Whether in public or private service, whether as leaders or followers and even as individuals, a single standard of behavior cuts across board. It is not one standard for some, and another standard for others. It is not one standard for the leaders and another for the followers. A society that encourages double standards can only nurture crass behavior. This mutating culture of crassness is evidence of how low we are sinking. 


The Minister’s shameless arrogance and manipulation is not unexpected given what our society has become. Allegedly a long time political enforcer (read thug) for the Senate President in their home state, and most recently the President’s campaign manager in the same state, he has been rewarded for all his loyalty with a ministerial appointment. In keeping with our perverted reward system, he is unperturbed about public outcry, the rule of law, or even the decency that is the foundation of public service. 

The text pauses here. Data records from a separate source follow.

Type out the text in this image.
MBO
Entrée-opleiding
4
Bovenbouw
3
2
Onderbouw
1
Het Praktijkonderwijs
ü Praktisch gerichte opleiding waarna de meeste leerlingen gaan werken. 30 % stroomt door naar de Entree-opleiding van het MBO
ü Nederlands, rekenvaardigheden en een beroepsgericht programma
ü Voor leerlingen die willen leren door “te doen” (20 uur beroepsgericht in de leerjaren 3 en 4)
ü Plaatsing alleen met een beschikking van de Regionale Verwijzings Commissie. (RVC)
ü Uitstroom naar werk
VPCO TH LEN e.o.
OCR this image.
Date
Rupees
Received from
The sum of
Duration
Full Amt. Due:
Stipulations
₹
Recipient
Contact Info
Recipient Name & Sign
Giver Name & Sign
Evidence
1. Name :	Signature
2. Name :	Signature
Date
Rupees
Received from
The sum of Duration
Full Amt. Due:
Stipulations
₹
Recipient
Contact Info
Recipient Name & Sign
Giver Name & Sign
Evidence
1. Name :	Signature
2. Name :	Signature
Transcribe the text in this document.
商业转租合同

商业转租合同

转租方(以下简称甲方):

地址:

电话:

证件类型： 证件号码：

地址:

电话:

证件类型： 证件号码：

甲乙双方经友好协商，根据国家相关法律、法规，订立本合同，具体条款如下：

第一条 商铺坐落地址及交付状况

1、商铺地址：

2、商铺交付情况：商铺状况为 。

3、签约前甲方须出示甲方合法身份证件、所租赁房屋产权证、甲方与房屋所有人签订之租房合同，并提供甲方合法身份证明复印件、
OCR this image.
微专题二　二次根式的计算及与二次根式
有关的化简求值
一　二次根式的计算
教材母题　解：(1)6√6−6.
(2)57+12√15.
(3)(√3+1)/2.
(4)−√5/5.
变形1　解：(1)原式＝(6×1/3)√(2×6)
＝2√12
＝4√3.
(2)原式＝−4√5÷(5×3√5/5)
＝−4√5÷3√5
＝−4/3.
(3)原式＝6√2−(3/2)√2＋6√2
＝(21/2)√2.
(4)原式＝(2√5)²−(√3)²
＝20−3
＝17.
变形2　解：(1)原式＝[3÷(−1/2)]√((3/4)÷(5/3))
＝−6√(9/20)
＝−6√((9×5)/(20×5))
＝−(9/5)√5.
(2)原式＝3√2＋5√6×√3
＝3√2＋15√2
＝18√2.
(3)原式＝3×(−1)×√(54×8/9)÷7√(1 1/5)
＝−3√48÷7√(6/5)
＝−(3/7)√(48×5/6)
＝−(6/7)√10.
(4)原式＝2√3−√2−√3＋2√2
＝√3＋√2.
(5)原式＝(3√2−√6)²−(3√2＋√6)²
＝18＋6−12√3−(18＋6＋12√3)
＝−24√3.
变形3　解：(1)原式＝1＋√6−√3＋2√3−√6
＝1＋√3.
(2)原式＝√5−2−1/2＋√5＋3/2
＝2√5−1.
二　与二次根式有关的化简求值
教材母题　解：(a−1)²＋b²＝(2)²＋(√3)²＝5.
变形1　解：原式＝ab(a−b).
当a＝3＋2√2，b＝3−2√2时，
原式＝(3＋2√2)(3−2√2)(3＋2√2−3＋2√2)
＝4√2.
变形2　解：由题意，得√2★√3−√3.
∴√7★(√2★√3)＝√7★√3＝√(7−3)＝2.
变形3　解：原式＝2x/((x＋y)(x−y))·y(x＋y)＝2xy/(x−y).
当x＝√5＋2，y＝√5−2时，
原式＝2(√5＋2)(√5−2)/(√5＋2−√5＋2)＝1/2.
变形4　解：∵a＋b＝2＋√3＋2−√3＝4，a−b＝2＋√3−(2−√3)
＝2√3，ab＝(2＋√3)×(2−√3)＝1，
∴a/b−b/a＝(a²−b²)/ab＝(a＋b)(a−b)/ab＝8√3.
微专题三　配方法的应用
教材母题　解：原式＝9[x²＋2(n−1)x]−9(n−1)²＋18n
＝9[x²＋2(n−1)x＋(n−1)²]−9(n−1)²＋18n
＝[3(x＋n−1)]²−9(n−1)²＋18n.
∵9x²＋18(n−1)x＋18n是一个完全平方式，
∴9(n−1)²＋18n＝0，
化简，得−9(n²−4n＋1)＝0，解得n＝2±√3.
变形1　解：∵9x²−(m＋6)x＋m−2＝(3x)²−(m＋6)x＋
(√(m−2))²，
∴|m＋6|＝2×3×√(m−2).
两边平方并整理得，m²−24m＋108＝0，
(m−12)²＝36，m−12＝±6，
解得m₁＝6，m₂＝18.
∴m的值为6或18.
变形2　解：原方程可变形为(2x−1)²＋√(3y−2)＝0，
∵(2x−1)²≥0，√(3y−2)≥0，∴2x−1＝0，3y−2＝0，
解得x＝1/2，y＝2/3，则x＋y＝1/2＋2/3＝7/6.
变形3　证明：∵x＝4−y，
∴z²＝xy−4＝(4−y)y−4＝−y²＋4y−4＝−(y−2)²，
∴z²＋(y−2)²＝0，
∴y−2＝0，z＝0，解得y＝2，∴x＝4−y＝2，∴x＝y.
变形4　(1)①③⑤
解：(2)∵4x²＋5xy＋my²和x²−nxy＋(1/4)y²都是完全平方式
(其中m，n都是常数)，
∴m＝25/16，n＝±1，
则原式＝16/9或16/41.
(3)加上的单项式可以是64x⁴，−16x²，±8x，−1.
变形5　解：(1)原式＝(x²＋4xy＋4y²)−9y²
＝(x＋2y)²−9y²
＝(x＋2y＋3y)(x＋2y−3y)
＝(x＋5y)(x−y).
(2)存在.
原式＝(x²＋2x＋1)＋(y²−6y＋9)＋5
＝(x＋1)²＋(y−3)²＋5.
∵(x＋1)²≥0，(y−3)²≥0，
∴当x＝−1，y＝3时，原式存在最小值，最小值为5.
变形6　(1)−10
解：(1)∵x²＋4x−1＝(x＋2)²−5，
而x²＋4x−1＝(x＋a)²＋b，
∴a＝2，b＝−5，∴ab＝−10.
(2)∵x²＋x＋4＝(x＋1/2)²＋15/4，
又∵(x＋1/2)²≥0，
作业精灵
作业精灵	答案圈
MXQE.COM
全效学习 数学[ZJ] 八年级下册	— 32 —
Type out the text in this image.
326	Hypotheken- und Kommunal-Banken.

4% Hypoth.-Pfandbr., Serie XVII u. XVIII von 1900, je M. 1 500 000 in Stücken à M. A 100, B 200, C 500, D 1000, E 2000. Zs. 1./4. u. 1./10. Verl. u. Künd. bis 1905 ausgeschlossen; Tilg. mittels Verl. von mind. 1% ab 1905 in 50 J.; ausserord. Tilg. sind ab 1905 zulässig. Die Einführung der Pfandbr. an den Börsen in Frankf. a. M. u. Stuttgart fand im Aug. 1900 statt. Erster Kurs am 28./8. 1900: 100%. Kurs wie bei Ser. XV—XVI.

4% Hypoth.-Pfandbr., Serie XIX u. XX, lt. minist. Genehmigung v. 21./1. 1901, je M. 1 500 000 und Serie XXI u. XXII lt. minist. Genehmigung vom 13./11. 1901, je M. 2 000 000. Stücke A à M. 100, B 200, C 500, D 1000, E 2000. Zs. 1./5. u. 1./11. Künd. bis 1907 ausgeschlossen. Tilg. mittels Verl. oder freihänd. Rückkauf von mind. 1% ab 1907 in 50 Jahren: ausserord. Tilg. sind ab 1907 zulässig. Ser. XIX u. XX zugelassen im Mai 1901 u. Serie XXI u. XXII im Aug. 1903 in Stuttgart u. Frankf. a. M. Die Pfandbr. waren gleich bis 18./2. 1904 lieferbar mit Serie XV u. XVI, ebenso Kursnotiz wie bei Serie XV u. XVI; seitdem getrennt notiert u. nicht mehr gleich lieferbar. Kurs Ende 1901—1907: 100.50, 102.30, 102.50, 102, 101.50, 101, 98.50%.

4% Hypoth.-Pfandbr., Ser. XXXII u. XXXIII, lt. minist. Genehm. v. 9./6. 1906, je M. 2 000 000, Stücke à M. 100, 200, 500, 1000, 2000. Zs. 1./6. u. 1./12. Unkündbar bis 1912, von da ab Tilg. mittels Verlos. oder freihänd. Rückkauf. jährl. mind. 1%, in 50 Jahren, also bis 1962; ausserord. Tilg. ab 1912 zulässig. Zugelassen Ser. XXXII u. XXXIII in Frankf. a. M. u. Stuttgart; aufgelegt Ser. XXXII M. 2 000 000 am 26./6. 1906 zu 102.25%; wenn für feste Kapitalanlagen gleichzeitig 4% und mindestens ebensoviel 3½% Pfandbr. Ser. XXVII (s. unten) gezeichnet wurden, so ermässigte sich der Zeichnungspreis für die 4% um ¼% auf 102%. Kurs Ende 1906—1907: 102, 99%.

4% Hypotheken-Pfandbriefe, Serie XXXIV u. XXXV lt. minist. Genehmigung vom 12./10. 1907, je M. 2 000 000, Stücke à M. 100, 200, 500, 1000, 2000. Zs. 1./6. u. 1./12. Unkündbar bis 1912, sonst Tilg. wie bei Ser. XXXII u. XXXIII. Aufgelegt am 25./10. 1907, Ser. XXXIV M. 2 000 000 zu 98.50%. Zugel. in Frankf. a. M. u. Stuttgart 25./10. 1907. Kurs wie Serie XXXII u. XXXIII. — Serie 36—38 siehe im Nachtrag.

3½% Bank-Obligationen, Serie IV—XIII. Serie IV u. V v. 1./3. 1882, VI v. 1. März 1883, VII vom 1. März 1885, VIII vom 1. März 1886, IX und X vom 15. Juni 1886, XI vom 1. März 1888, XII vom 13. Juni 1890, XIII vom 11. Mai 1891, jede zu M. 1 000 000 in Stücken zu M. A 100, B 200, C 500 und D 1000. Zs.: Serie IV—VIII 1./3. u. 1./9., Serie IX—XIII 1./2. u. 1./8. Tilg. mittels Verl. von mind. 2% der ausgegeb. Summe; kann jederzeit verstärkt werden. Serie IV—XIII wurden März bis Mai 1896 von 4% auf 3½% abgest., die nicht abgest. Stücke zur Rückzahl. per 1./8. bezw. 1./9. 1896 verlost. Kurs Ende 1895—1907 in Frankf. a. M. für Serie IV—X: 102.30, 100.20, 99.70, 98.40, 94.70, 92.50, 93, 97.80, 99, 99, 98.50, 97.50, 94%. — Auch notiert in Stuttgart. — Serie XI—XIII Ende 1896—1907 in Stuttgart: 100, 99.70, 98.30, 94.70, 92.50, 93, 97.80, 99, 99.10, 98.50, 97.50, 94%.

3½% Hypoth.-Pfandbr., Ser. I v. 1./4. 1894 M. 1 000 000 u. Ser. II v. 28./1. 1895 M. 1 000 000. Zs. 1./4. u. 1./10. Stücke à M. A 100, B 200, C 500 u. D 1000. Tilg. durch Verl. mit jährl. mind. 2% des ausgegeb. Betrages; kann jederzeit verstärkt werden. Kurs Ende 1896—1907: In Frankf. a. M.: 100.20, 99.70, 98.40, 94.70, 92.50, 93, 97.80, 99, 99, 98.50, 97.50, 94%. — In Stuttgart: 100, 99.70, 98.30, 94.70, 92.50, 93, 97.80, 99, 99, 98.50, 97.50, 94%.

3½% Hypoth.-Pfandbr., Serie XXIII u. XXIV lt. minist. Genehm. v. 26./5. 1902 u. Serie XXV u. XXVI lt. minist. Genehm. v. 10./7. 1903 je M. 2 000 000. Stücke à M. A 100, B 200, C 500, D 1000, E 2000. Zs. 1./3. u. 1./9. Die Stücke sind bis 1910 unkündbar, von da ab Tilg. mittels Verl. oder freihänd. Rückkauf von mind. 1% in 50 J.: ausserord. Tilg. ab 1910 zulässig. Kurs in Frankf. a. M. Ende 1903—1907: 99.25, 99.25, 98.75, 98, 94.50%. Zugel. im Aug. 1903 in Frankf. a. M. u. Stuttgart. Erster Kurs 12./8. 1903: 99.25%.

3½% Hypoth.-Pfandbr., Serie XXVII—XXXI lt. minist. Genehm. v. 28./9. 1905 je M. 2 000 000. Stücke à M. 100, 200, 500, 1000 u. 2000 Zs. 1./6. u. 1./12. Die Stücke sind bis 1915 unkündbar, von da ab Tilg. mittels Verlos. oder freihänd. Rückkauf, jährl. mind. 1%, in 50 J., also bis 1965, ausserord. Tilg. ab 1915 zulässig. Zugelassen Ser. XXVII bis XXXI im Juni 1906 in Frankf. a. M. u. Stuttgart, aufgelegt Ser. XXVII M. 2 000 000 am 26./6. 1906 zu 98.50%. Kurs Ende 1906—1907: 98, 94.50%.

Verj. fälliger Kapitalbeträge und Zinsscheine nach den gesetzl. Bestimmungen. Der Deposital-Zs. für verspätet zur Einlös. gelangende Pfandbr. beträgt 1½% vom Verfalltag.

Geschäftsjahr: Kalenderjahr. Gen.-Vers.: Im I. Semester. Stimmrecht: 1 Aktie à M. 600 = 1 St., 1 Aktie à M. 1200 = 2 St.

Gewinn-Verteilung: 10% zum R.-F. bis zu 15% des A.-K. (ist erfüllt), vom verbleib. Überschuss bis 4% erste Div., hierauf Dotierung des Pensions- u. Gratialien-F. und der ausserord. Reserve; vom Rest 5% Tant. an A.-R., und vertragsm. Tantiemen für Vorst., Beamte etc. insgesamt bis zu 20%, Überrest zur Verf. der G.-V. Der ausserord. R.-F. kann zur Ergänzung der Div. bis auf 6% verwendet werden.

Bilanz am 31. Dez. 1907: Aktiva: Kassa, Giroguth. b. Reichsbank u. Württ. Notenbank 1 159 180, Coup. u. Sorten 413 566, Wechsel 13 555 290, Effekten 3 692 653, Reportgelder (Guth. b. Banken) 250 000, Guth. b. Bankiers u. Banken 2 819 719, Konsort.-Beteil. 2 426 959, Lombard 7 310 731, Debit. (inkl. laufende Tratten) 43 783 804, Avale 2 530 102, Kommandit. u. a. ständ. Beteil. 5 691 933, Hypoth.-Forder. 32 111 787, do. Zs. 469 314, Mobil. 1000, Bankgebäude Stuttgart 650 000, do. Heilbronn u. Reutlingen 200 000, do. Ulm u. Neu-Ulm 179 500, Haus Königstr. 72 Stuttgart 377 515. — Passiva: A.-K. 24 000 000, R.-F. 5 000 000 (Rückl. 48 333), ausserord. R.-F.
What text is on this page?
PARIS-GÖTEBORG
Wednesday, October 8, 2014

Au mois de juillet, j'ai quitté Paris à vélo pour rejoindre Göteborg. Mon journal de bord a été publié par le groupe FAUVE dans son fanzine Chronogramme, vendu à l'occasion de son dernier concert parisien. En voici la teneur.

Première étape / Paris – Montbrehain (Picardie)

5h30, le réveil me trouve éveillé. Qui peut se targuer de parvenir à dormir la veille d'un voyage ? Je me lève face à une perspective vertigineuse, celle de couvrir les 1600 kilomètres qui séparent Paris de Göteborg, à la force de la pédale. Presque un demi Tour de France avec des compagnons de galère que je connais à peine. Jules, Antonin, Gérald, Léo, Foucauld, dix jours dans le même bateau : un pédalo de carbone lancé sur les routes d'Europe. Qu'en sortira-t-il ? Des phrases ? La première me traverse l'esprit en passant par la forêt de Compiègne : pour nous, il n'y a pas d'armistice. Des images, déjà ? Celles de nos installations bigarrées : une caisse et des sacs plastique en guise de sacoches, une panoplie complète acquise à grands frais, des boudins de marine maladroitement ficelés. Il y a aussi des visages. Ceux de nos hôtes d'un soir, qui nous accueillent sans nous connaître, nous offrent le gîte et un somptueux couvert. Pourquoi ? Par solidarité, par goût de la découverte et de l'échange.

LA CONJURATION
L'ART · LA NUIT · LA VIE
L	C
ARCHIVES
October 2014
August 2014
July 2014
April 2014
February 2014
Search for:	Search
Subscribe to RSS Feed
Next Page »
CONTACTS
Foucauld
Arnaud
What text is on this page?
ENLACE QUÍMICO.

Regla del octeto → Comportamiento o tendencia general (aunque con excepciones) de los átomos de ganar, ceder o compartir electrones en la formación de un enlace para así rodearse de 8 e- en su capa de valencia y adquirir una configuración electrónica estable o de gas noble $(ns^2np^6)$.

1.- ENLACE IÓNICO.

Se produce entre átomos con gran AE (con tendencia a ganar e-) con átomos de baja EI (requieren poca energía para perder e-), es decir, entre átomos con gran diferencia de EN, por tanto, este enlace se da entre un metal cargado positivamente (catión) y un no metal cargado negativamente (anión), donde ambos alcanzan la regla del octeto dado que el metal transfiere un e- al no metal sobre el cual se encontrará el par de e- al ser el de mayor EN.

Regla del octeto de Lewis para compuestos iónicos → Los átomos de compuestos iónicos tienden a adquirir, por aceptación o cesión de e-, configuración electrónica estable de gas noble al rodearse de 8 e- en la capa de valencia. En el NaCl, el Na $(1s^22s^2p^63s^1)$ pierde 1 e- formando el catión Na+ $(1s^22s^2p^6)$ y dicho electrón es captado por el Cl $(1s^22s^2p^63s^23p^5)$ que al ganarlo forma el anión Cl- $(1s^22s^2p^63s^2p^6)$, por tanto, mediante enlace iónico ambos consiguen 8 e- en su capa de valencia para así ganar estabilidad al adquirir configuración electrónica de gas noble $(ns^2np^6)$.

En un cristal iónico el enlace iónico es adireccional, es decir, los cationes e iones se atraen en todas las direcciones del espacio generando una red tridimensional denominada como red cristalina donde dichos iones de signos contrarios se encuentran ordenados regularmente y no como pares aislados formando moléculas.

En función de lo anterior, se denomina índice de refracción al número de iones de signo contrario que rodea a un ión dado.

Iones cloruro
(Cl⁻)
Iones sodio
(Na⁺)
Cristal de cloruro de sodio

He knows too that our descent into clannish sentimentalism over objective reasoning will work to his advantage. A fellow clansman and former Minister of Education has already rushed to his support, stating that the Interior Minister’s resignation will not bring back the dead. A brazen insult to enlightenment, decency and accountability.


For the Interior Minister, all that matters is his political ambition. Having become an expert political enforcer, he has graduated to minister and sees on the horizon the possibilities of being a governor and subsequently a senator. This is the choice career cycle. A cycle that refuses to take into consideration the public service capabilities of the so-called leaders. In saner societies, the best cream rises to the top, here it is those spreading the virus of dishonour.


Whatever the Minister’s religious persuasion, the truth is that like Adam and Eve, he is directly responsible for his distasteful actions. It had nothing to do with the Devil. However he may get away with it because the nation has sold its soul to the Devil.